GE n'avait alors pas caché que GE Power allait au-devant d'une profonde refonte pour se remettre du retournement des marchés de l'énergie et s'adapter à leur mutation. La division fabrique des turbines à gaz, turbines à vapeur et autres générateurs.

Le géant américain, qui employait fin 2016 pas moins de 295'000 collaborateurs dans le monde, avait annoncé en janvier 2016 une première réorganisation après l'acquisition du pôle énergie d'Alstom. Celle-ci devait alors entraîner la suppression de 1300 emplois sur les sites argoviens de GE Power.

A l'issue de la procédure de consultation, GE a fait savoir en juin qu'il biffera finalement 900 postes.

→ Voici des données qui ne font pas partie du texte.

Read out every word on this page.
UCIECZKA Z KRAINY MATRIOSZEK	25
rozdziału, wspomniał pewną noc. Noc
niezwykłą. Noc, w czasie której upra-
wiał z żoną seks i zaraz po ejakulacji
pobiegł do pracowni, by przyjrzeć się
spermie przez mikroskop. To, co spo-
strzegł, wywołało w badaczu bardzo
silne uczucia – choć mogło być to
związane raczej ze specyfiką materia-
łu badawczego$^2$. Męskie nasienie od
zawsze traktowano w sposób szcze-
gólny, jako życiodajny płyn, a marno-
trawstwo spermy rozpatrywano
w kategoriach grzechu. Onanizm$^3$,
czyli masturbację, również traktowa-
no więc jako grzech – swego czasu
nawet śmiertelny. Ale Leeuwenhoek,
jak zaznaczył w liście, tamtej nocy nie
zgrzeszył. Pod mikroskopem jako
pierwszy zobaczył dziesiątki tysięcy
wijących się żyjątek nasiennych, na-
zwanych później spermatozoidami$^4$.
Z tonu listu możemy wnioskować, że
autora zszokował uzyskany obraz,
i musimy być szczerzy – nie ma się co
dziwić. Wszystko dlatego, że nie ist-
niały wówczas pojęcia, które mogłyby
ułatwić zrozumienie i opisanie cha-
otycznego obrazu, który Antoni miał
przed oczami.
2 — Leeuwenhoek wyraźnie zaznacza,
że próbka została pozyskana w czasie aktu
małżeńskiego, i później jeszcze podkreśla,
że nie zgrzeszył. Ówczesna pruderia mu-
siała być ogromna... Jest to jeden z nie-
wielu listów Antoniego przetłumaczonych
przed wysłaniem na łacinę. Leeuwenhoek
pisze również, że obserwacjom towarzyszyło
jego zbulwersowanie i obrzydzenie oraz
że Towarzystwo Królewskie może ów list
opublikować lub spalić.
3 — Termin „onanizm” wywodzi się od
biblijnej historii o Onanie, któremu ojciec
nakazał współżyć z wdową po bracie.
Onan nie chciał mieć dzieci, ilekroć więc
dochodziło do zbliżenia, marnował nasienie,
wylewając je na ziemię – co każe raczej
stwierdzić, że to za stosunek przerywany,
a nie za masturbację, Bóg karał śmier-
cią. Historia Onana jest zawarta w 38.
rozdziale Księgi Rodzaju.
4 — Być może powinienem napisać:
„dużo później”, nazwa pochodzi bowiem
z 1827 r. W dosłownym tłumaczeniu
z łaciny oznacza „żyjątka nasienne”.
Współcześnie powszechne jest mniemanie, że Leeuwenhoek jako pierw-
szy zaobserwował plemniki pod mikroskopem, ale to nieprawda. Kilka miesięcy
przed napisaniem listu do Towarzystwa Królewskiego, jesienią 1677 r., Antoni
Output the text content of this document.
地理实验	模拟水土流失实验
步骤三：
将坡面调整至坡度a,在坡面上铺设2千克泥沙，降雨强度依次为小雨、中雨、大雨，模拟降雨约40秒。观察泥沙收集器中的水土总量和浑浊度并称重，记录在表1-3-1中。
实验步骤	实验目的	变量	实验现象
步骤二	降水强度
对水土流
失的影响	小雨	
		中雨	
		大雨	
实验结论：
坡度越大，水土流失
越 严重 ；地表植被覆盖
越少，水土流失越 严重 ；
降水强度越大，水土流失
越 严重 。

Dans la foulée, le groupe a annoncé un mois plus tard la suppression de 99 emplois dans l'unité Hydro Solutions, laquelle développe et produit des équipements pour les centrales à accumulation par pompage.

Ces dernières semaines, alors que de nouvelles coupes se précisaient depuis la fin de l'été, le conseiller fédéral Johann Schneider-Ammann, à la tête d'une délégation avec le président de l'Union patronale suisse, Valentin Vogt, avait rencontré au siège de GE Power à Atlanta son directeur général, Russell Stokes. Un groupe de travail avait alors été constitué.

Début novembre, de nouvelles discussions avaient été menées à Paris entre M. Stokes et une délégation suisse. Ce déploiement d'activité visait à réduire autant que possible les conséquences négatives pour le site industriel argovien et aussi de poser les bases pour de nouvelles activités dans d'autres unités d'affaires de GE.